Multinational artificial intelligence company

Fractal Analytics Limited, trading as Fractal, is an Indian multinational artificial intelligence and data analytics company. The company has dual headquarters in Mumbai and New York City.

== History ==
Fractal Analytics was founded in 2000 in Mumbai by Srikanth Velamakanni, Pranay Agrawal, Nirmal Palaparthi, Pradeep Suryanarayan and Ramakrishna Reddy. It later moved to the US in 2005. In 2015, it acquired Imagna Analytics and Mobius Innovations.

In 2016, Fractal Analytics appointed Pranay Agrawal as the CEO to replace co-founder Srikanth Velamakanni, the new Group Chief Executive and Executive Vice-Chairman. It also created two new subsidiaries Qure.ai and Cuddle.ai.

In August 2016, Fractal Analytics partnered with KNIME, an open source data analytics platform. In June 2017, the company acquired Chicago-based strategy & analytics firm, 4i Inc. In September 2017, it partnered with Final Mile to combine data science with behavioral science In March 2018, Fractal Analytics acquired behavioural architecture company Final Mile. In January 2019, Fractal received a $200 million funding from Apax Partners.

In January 2022, Fractal became a unicorn company after raising $360 million from private equity firm TPG.
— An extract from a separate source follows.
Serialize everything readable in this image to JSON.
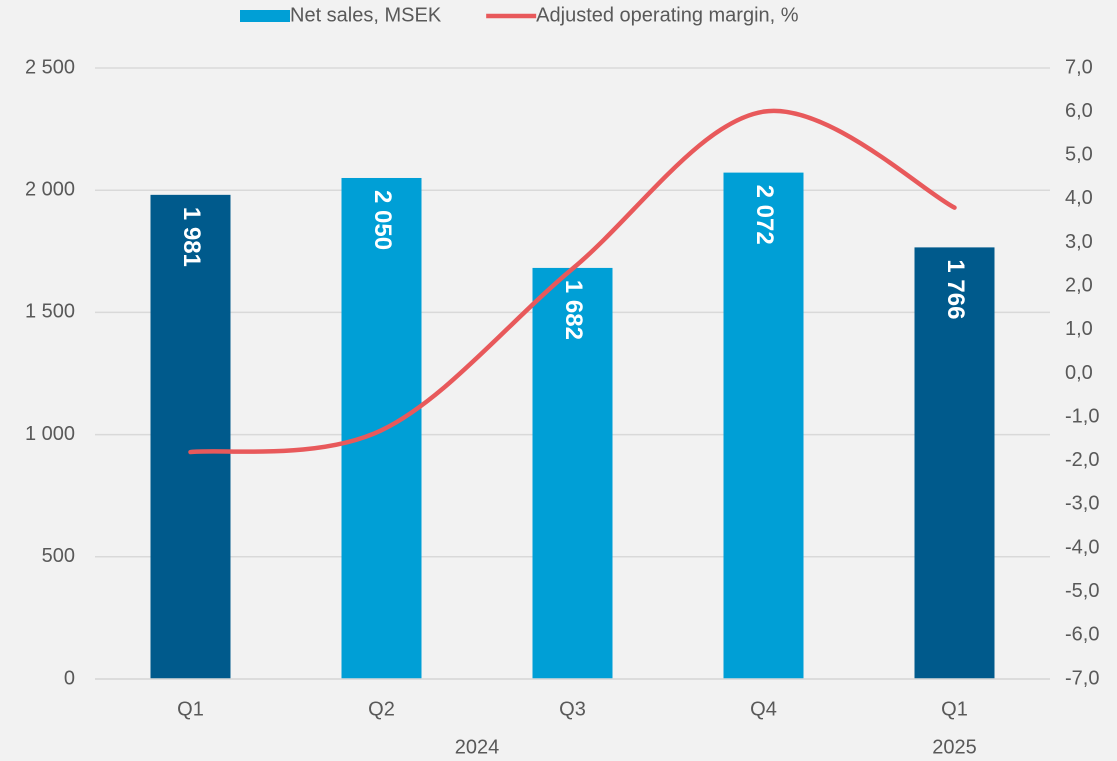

In February 2026, Fractal Analytics held an initial public offering aggregating about ₹2834 crore, which was subscribed 2.66 times. Described as the first Indian artificial intelligence company to go public, its shares were listed on the National Stock Exchange of India and Bombay Stock Exchange on 16 February 2026, debuting at a discount to the issue price.